The final record breaking 8,002,530 downloads for web browser Firefox 3.0 took place in June.
"The enthusiasm and creativity of Firefox fans was key to making this happen," said marketing head Paul Kim.
Gareth Deaves of Guinness World Records called it "an extremely impressive accomplishment".
The official figure was confirmed after logs from download servers were audited and checked to ensure duplicate and unfinished downloads were not counted.
Mr Kim told the BBC News: "The notion of going for a world record, as... nutty as it may have sounded, was a really sticky idea.
"It was an idea that translated really well across national borders and to all different kinds of people around the world."
Marketing manager Mary Colvig said no party was planned to celebrate the record until the actual certificate was presented by Guinness World Records in London next week.
"Here at Mozilla headquarters (in Mountain View) I think most of us are just going to try and get to bed early now that we have the confirmation. We are all tired."
On launch day some of the shine was taken away by security firms claiming to have found the first flaws in the new software.
Within five hours of Firefox 3.0 making its debut, DV Labs/Tipping Point reported a flaw that potentially let an attacker take over a PC if a user clicked on a booby-trapped link.
Mr Kim told the BBC News: "Firefox users are safe. We have a patch in the works and hope to release it very soon."
Mozilla says the number of downloads surpassed their expectations
Another potentially disastrous glitch ahead of the world record attempt came when servers handling the downloads collapsed under the weight of visitors checking to see if the new version of the browser was available.
Once they were all up and running the clock started counting down.
At their busiest, the servers were handling more than 9,000 downloads per minute. Within five hours the number of downloads for Version 3.0 exceeded the 1.6 million set by Firefox 2.0 in October 2006.
Market share increase
Another boost for the open source browser comes with the announcement that it has increased its market share to more than 19% making it the second most popular browser after Microsoft's Internet Explorer (IE).
Statistics firm Net Applications said a chunk of the gain seemed to have come from rival IE, although much of the growth came in users upgrading.

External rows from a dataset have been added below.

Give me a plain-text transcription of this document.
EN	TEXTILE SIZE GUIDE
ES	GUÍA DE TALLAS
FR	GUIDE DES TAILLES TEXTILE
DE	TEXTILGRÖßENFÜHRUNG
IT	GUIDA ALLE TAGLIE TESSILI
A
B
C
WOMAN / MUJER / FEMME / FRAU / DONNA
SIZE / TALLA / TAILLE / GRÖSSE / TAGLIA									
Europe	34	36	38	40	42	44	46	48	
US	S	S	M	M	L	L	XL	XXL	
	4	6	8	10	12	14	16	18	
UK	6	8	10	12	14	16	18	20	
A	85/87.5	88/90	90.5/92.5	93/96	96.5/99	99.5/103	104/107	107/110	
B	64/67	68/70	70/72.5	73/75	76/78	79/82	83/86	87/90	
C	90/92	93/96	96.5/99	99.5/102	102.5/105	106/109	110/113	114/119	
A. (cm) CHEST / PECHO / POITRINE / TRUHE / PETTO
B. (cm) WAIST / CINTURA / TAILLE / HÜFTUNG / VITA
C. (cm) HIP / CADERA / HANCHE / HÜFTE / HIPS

The company said while IE reached a record low last month, it predicted Firefox would break the 20% share bar sometime this month.
Mr Kim said: "We offer the best browsing experience and this shows people are getting the message and voting with their browser choice."
Meanwhile, Mozilla has shipped a high priority update for Firefox 2.0, warning that there are at least five serious vulnerabilities that could lead to code execution attacks.
Mr Kim said Mozilla would continue to support Firefox 2.0 until the middle of December.
After that users will be expected to switch over to Firefox 3.0, which since its launch over two weeks ago boasts 28 million downloads and counting.